The appeal of Wolf’s music is the same today as it was when she released her first album on her Owl Records label more than 30 years ago. Her music is plainspoken with powerful natural imagery woven into poignant portrayals of the longings, joys, and sorrows of the heart that transcend romantic stereotypes.

Singing in a plain, pure voice, Wolf never indulged in vocal ornamentation for the sake of effect, and she avoided saccharine sentimentality with her natural sweetness.

As an acoustic guitar-based folk artist, she distinguished herself from such forebears as Bob Dylan, Joni Mitchell and James Taylor, and from her more self-consciously naturalist and mystical contemporaries in “women’s music.”

Now, when cynicism and irony seem to be second nature to pop music, Wolf’s directness rings truer than ever.

“Kate was unique,” says Berkeley-based guitarist Nina Gerber, who was inspired to become a professional musician after seeing Wolf perform in a pizza parlor in Sevastopol, a small town north of San Francisco.  Gerber became Wolf’s key accompanist from 1978 to 1986. Gerber produced the memorial album, Treasures Left Behind, and she has helped organize and produce all four Kate Wolf Memorial Music Festivals.

“She had her own style,” Gerber says. “There was nobody to compare her to. Nowadays, you listen to somebody and they either sound like Shawn [Colvin] or Nanci [Griffith] or Emmylou [Harris] or whomever.

“Kate really took on the environment she was in, so when she wrote about it, it wasn’t contrived. She didn’t go out of her way to try to be flowery and poetic. She pretty much said things the way they were.”

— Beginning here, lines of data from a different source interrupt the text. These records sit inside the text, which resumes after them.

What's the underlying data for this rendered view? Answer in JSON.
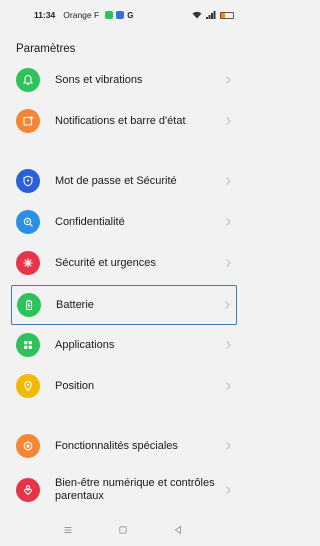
{
  "status_bar": {
    "time": "11:34",
    "carrier": "Orange F"
  },
  "page_title": "Paramètres",
  "items": [
    {
      "label": "Sons et vibrations",
      "icon": "bell-icon",
      "color": "#2ec25a"
    },
    {
      "label": "Notifications et barre d'état",
      "icon": "notification-icon",
      "color": "#f58634"
    },
    {
      "label": "Mot de passe et Sécurité",
      "icon": "shield-icon",
      "color": "#2a5fd9"
    },
    {
      "label": "Confidentialité",
      "icon": "privacy-icon",
      "color": "#2a8fe6"
    },
    {
      "label": "Sécurité et urgences",
      "icon": "emergency-icon",
      "color": "#e8344a"
    },
    {
      "label": "Batterie",
      "icon": "battery-icon",
      "color": "#2ec25a"
    },
    {
      "label": "Applications",
      "icon": "apps-icon",
      "color": "#2ec25a"
    },
    {
      "label": "Position",
      "icon": "location-icon",
      "color": "#f5b800"
    },
    {
      "label": "Fonctionnalités spéciales",
      "icon": "star-icon",
      "color": "#f58634"
    },
    {
      "label": "Bien-être numérique et contrôles parentaux",
      "icon": "wellbeing-icon",
      "color": "#e8344a"
    }
  ],
  "colors": {
    "highlight": "#4a72c4",
    "background": "#f2f2f2"
  }
}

Yet, while Wolf’s songs seem inimitably personal when she sings them, they lend themselves surprisingly well to interpretation.  As a prime example, Nanci Griffith, an unpretentious young woman who once described her music as “rockabilly” and eventually gained an international audience, lends a soul-searing depth and beauty to her interpretations of wolf’s songs.

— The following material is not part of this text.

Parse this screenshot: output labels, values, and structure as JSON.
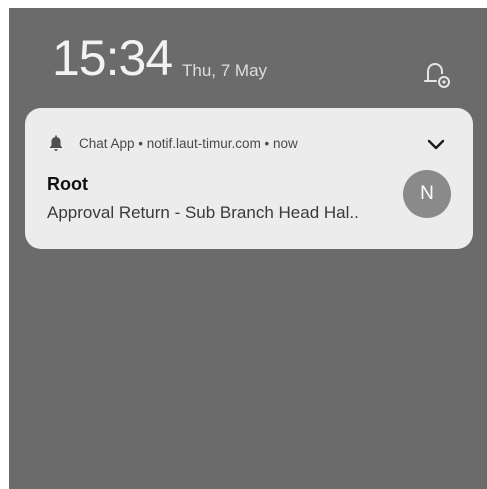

When Wolf sang of a woman who “rises like the dolphin,” or an “owl calling softly as the night was falling,” it felt true. She brought the listener into her unpretentious realm while prodding him or her to see the natural world anew — always with love as the bottom line.

Wolf, born Kathryn Louise Allen in San Francisco on January 27, 1942, cultivated her approach after moving to Sonoma County in the early 1970’s. She sang songs like “Across The Great Divide,” “Safe At Anchor,” “The Wind Blows Wild,” “Poet’s Heart” and “Give Yourself To Love” in a pure voice, as unaffected, comforting and honest as you want to hear from your lover in the middle of the night. At the height of her popularity, Kate appeared at The Austin City Limits Music Festival and Garrison Keillor’s A Prairie Home Companion.

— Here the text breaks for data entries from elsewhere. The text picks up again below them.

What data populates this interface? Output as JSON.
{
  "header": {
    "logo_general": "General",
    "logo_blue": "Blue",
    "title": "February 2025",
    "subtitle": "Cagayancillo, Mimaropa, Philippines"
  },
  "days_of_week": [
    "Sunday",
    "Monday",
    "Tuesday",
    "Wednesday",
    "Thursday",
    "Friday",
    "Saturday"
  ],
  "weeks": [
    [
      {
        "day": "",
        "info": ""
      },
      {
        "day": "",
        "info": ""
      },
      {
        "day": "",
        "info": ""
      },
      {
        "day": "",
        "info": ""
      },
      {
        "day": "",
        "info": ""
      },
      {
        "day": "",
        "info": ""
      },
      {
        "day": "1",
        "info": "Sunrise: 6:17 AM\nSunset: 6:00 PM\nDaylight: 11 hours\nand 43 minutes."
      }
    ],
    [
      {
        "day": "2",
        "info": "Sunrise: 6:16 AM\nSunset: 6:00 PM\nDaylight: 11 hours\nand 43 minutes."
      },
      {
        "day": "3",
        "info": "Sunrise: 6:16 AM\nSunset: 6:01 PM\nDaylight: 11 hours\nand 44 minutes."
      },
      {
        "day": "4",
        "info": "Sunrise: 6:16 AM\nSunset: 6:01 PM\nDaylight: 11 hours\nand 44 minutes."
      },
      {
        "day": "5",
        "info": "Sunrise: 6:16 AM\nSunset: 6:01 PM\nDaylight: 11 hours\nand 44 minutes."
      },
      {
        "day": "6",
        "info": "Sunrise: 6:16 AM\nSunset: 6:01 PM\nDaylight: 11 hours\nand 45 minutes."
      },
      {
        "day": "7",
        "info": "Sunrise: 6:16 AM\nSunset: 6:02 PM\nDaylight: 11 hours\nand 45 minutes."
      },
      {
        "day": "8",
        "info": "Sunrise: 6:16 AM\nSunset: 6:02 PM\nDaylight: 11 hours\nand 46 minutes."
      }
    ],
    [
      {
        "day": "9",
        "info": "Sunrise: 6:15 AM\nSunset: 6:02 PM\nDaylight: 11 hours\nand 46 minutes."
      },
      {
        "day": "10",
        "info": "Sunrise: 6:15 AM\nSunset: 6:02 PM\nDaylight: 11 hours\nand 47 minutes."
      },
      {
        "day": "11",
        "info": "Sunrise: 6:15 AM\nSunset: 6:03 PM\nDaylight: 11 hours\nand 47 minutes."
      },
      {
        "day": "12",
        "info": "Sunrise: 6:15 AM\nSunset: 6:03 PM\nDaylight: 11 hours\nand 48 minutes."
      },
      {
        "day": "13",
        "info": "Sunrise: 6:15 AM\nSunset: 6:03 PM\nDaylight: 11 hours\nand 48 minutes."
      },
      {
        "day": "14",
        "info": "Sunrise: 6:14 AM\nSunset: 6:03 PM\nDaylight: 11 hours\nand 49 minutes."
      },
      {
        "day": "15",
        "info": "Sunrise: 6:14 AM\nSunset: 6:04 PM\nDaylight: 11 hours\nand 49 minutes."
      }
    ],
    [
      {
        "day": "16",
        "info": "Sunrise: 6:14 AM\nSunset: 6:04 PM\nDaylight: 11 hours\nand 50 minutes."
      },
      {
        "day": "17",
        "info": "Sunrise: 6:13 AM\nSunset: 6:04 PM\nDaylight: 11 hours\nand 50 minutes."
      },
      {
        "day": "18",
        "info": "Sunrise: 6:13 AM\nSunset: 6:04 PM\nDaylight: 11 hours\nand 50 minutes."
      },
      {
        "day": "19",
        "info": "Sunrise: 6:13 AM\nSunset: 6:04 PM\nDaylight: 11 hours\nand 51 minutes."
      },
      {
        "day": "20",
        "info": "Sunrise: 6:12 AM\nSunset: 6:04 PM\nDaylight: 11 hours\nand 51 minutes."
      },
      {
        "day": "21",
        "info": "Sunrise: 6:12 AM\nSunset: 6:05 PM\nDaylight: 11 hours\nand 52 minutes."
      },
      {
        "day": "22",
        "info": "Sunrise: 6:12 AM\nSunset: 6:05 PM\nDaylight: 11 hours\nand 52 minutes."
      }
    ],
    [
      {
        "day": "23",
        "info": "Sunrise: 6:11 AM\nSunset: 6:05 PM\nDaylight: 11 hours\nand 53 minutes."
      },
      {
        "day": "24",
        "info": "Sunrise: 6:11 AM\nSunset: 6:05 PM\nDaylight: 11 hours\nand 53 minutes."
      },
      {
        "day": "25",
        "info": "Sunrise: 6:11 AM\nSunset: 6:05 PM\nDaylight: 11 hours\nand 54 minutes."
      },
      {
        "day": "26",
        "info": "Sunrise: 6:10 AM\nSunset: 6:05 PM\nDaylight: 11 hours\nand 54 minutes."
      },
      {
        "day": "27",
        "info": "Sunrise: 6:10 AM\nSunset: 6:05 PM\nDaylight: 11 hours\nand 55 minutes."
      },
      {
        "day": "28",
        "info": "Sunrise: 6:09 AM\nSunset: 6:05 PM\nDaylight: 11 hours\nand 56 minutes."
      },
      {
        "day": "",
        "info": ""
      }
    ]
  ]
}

“I live for a sense of a feeling of purposefulness in this world, you know, that I could stop my life at any point and feel that my life has been worthwhile; that the people I’ve loved and my children have all reached a point where their lives are now going to come to fruit. And as far as something I live by, it’s to try to be as alive as possible and feel free to make my mistakes and try to be as honest as I can with myself.”